Ma perchè mette ordine? Perchè quando pensiamo al lavoro di un developer pensiamo ai codici… ma in realtà non è solo quello perchè dobbiamo pensare anche a tutta la struttura di tooling, dei servizi IT e della documentazione che riguarda l’azienda di cui è (o dovrebbe) essere responsabile. 

Ed ecco che entra in gioco Backstage: immaginate vi siano 200 ingegneri impegnati in altrettante 200 tasks, in altrettanti 200 campi diversi. Ed ora immaginate il chaos; la piattaforma si prende cura del management degli infiniti tools e software per permettere alla forza umana di concentrarsi meglio sul valore del business. 

Lo fa grazie ad un catalogo di software (per microservizi, pipeline, siti web, machine learning); lo fa con appositi Templates e con la creazione di una documentazione tecnica per facilitare la ricerca e la diffusione della cultura aziendale.

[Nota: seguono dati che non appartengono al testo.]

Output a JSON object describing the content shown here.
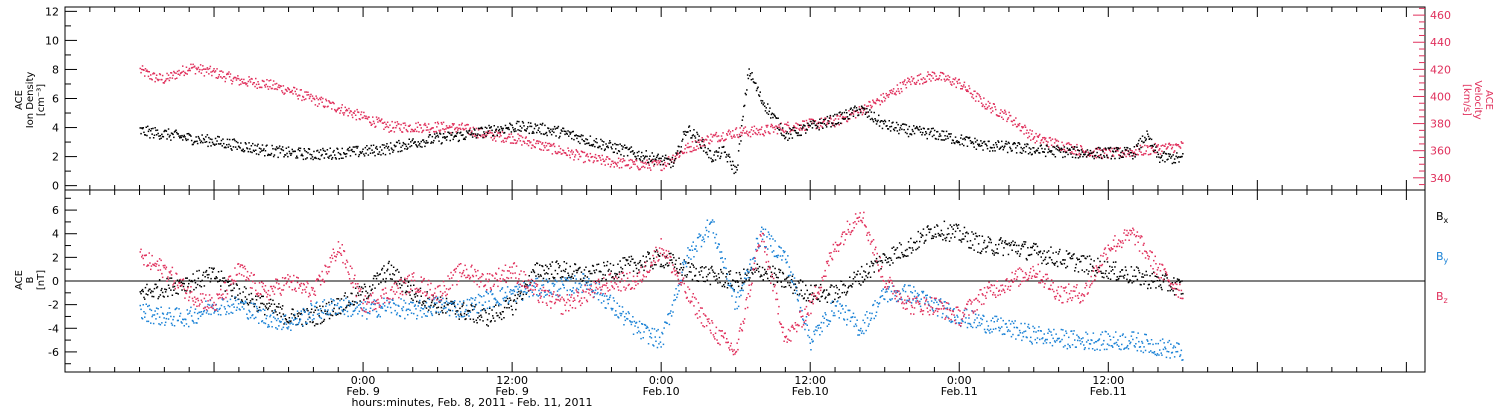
{
  "colors": {
    "black": "#000000",
    "pink": "#e0305c",
    "blue": "#1a82d6"
  },
  "chart_data": [
    {
      "type": "scatter",
      "panel": "top",
      "ylabel_left_lines": [
        "ACE",
        "Ion Density",
        "[cm⁻³]"
      ],
      "ylabel_right_lines": [
        "ACE",
        "Velocity",
        "[km/s]"
      ],
      "ylim_left": [
        -0.3,
        12.3
      ],
      "ylim_right": [
        331,
        466
      ],
      "yticks_left": [
        0,
        2,
        4,
        6,
        8,
        10,
        12
      ],
      "yticks_right": [
        340,
        360,
        380,
        400,
        420,
        440,
        460
      ],
      "x_hours_range": [
        6,
        90
      ],
      "series": [
        {
          "id": "density",
          "axis": "left",
          "color": "#000000",
          "x": [
            6,
            8,
            10,
            12,
            14,
            16,
            18,
            20,
            22,
            24,
            26,
            28,
            30,
            32,
            34,
            36,
            38,
            40,
            42,
            44,
            46,
            48,
            49,
            50,
            51,
            52,
            53,
            54,
            55,
            56,
            58,
            60,
            62,
            64,
            66,
            68,
            70,
            72,
            74,
            76,
            78,
            80,
            82,
            84,
            86,
            87,
            88,
            90
          ],
          "y": [
            3.8,
            3.6,
            3.3,
            3.1,
            2.8,
            2.5,
            2.3,
            2.2,
            2.3,
            2.4,
            2.6,
            3.0,
            3.3,
            3.5,
            3.8,
            4.1,
            4.0,
            3.7,
            3.2,
            2.7,
            2.2,
            1.8,
            1.6,
            4.0,
            3.2,
            2.0,
            2.4,
            1.0,
            8.0,
            6.0,
            3.5,
            4.1,
            4.6,
            5.3,
            4.2,
            3.8,
            3.6,
            3.2,
            2.8,
            2.7,
            2.5,
            2.4,
            2.3,
            2.3,
            2.3,
            3.5,
            2.0,
            1.9
          ]
        },
        {
          "id": "velocity",
          "axis": "right",
          "color": "#e0305c",
          "x": [
            6,
            7,
            8,
            10,
            12,
            14,
            16,
            18,
            20,
            22,
            24,
            26,
            28,
            30,
            32,
            34,
            36,
            38,
            40,
            42,
            44,
            46,
            48,
            50,
            52,
            54,
            56,
            58,
            60,
            62,
            64,
            66,
            68,
            70,
            72,
            74,
            76,
            78,
            80,
            82,
            84,
            86,
            88,
            90
          ],
          "y": [
            420,
            415,
            413,
            422,
            418,
            412,
            410,
            405,
            398,
            392,
            385,
            378,
            378,
            378,
            377,
            372,
            370,
            365,
            360,
            355,
            352,
            350,
            350,
            362,
            370,
            374,
            375,
            378,
            380,
            382,
            390,
            400,
            412,
            416,
            410,
            395,
            385,
            370,
            365,
            360,
            358,
            360,
            362,
            364
          ]
        }
      ]
    },
    {
      "type": "scatter",
      "panel": "bottom",
      "ylabel_lines": [
        "ACE",
        "B",
        "[nT]"
      ],
      "ylim": [
        -7.7,
        7.7
      ],
      "yticks": [
        -6,
        -4,
        -2,
        0,
        2,
        4,
        6
      ],
      "zero_line": true,
      "x_hours_range": [
        6,
        90
      ],
      "legend_position": "right",
      "series": [
        {
          "id": "bx",
          "name": "Bx",
          "name_main": "B",
          "name_sub": "x",
          "color": "#000000",
          "x": [
            6,
            8,
            10,
            12,
            14,
            16,
            18,
            20,
            22,
            24,
            26,
            28,
            30,
            32,
            34,
            36,
            38,
            40,
            42,
            44,
            46,
            48,
            50,
            52,
            54,
            56,
            58,
            60,
            62,
            64,
            66,
            68,
            70,
            72,
            74,
            76,
            78,
            80,
            82,
            84,
            86,
            88,
            90
          ],
          "y": [
            -1,
            -0.5,
            0,
            0.5,
            -1,
            -2,
            -3,
            -3,
            -2,
            -1,
            1,
            -1,
            -2,
            -2.5,
            -3,
            -2,
            1,
            1,
            0.5,
            1,
            1.5,
            2,
            1,
            0.5,
            0,
            1,
            0,
            -1,
            -1,
            0.5,
            2,
            3,
            4.5,
            4,
            3,
            3,
            2.5,
            2,
            1.5,
            1,
            0.5,
            0,
            -0.5
          ]
        },
        {
          "id": "by",
          "name": "By",
          "name_main": "B",
          "name_sub": "y",
          "color": "#1a82d6",
          "x": [
            6,
            8,
            10,
            12,
            14,
            16,
            18,
            20,
            22,
            24,
            26,
            28,
            30,
            32,
            34,
            36,
            38,
            40,
            42,
            44,
            46,
            48,
            50,
            52,
            54,
            56,
            58,
            60,
            62,
            64,
            66,
            68,
            70,
            72,
            74,
            76,
            78,
            80,
            82,
            84,
            86,
            88,
            90
          ],
          "y": [
            -2.5,
            -3,
            -3,
            -2,
            -2,
            -3,
            -3.5,
            -2.5,
            -2,
            -2.5,
            -2,
            -2.5,
            -2,
            -2.3,
            -1.5,
            -1,
            -0.5,
            -0.5,
            0,
            -2,
            -4,
            -5,
            2,
            5,
            -2,
            4,
            2,
            -5,
            -2,
            -4,
            -1,
            -1,
            -2,
            -3,
            -3.5,
            -4,
            -4.5,
            -4.8,
            -5,
            -5,
            -5,
            -5.5,
            -6
          ]
        },
        {
          "id": "bz",
          "name": "Bz",
          "name_main": "B",
          "name_sub": "z",
          "color": "#e0305c",
          "x": [
            6,
            8,
            10,
            12,
            14,
            16,
            18,
            20,
            22,
            24,
            26,
            28,
            30,
            32,
            34,
            36,
            38,
            40,
            42,
            44,
            46,
            48,
            50,
            52,
            54,
            56,
            58,
            60,
            62,
            64,
            66,
            68,
            70,
            72,
            74,
            76,
            78,
            80,
            82,
            84,
            86,
            88,
            90
          ],
          "y": [
            2,
            1,
            -1,
            -2,
            1,
            -1,
            0,
            -1,
            3,
            -2,
            -1,
            0,
            -1,
            1,
            0,
            1,
            -1,
            -2,
            -1,
            0,
            0,
            3,
            -1,
            -4,
            -6,
            4,
            -5,
            -2,
            3,
            6,
            0,
            -2,
            -2,
            -3,
            -1,
            0,
            1,
            -1,
            -1,
            3,
            4,
            1,
            -1
          ]
        }
      ]
    }
  ],
  "x_axis": {
    "ticks": [
      {
        "hours": 24,
        "time": "0:00",
        "date": "Feb. 9"
      },
      {
        "hours": 36,
        "time": "12:00",
        "date": "Feb. 9"
      },
      {
        "hours": 48,
        "time": "0:00",
        "date": "Feb.10"
      },
      {
        "hours": 60,
        "time": "12:00",
        "date": "Feb.10"
      },
      {
        "hours": 72,
        "time": "0:00",
        "date": "Feb.11"
      },
      {
        "hours": 84,
        "time": "12:00",
        "date": "Feb.11"
      }
    ],
    "xlabel": "hours:minutes, Feb.  8, 2011 - Feb. 11, 2011"
  }
}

Non sarebbe completo se non offrisse plugin. Ed infatti vi è anche quello: quindi abbiamo anche la possibilità di installare e personalizzare sui nostri portali la meravigliosa organizzazione di Backstage. 

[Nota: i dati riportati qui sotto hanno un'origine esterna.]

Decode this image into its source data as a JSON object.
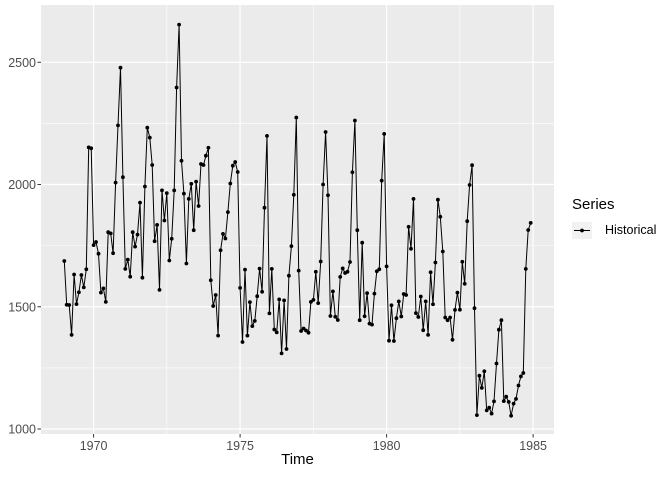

Partito leggermente in sordina, Backstage si appresta ad essere il framework di riferimento per le piattaforme self-service nel 2024 grazie agli importanti “clienti” dell’ultimo anno (Mercedes Benz, American Airlines, tanto per fare due nomi) che si aggiungono a quelli già grandi di Netflix, DAZN, HBO, Zalando e molti altri.